Die Übertragungsnetzbetreiber in Deutschland erarbeiten in einem zweijährigen Rhythmus einen Szenariorahmen, der von der Bundesnetzagentur geprüft und als Grundlage für die Planung des zukünftigen Stromnetzausbaus herangezogen wird, wie Bürgerdialog Stromnetz berichtet. Dieser Rahmen umfasst politische Klimaziele sowie die Transformation in verschiedenen Wirtschaftssektoren und beinhaltet drei Szenarien (A, B und C), die Wege aufzeigen, wie Deutschland bis 2045 eine klimaneutrale Energieversorgung erreichen könnte, heißt es dort weiter. Dabei wird in allen Szenarien bis 2037 eine deutliche Steigerung der Stromerzeugung aus erneuerbaren Quellen erwartet. Der Wechsel zu batteriebetriebenen Fahrzeugen, der Einsatz von Wärmepumpen und Power-to-Heat-Anlagen sowie der gestiegene Strombedarf in der Industrie, insbesondere für die Herstellung von umweltfreundlichem Wasserstoff, tragen wesentlich zu diesem Anstieg bei.
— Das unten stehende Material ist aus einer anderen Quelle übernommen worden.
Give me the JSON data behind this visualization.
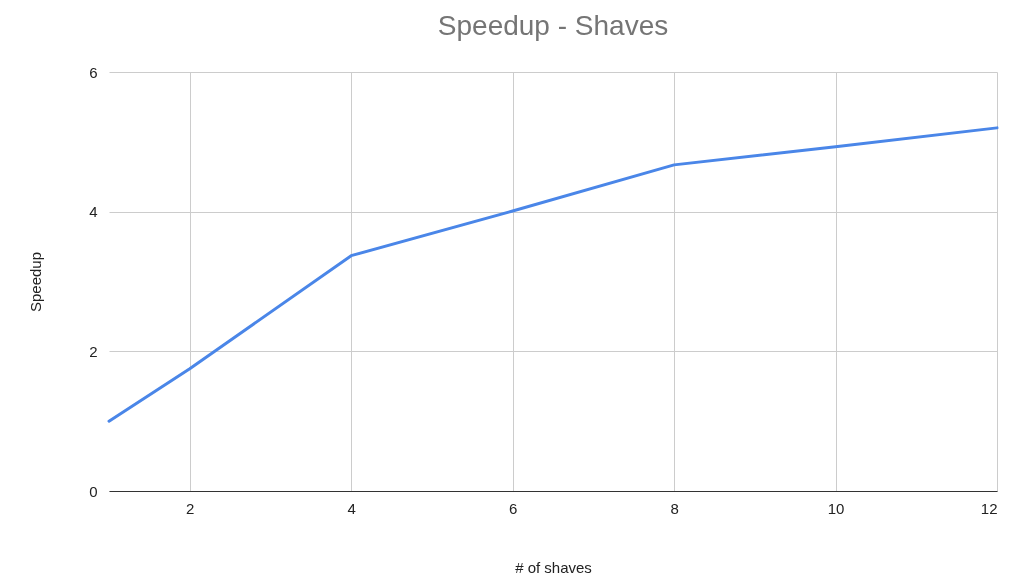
{
  "chart_data": {
    "type": "line",
    "title": "Speedup  - Shaves",
    "xlabel": "# of shaves",
    "ylabel": "Speedup",
    "x": [
      1,
      2,
      4,
      6,
      8,
      10,
      12
    ],
    "series": [
      {
        "color": "#4a86e8",
        "values": [
          1.0,
          1.75,
          3.37,
          4.01,
          4.67,
          4.93,
          5.2
        ]
      }
    ],
    "xlim": [
      1,
      12
    ],
    "xticks": [
      2,
      4,
      6,
      8,
      10,
      12
    ],
    "ylim": [
      0,
      6
    ],
    "yticks": [
      0,
      2,
      4,
      6
    ],
    "grid": true,
    "marker": "none",
    "line_style": "solid"
  }
}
Um auf diese Entwicklung schließlich zu reagieren, hat die Bundesnetzagentur eine Novelle des Energiewirtschaftsgesetzes eingeführt, die eine netzorientierte Steuerung ermöglicht. Diese Neuerung soll dazu beitragen, die Niederspannungsnetze an den künftig stark steigenden Strombedarf anzupassen und die Versorgungssicherheit in Deutschland zu gewährleisten. Doch wie soll die netzorientierte Steuerung funktionieren?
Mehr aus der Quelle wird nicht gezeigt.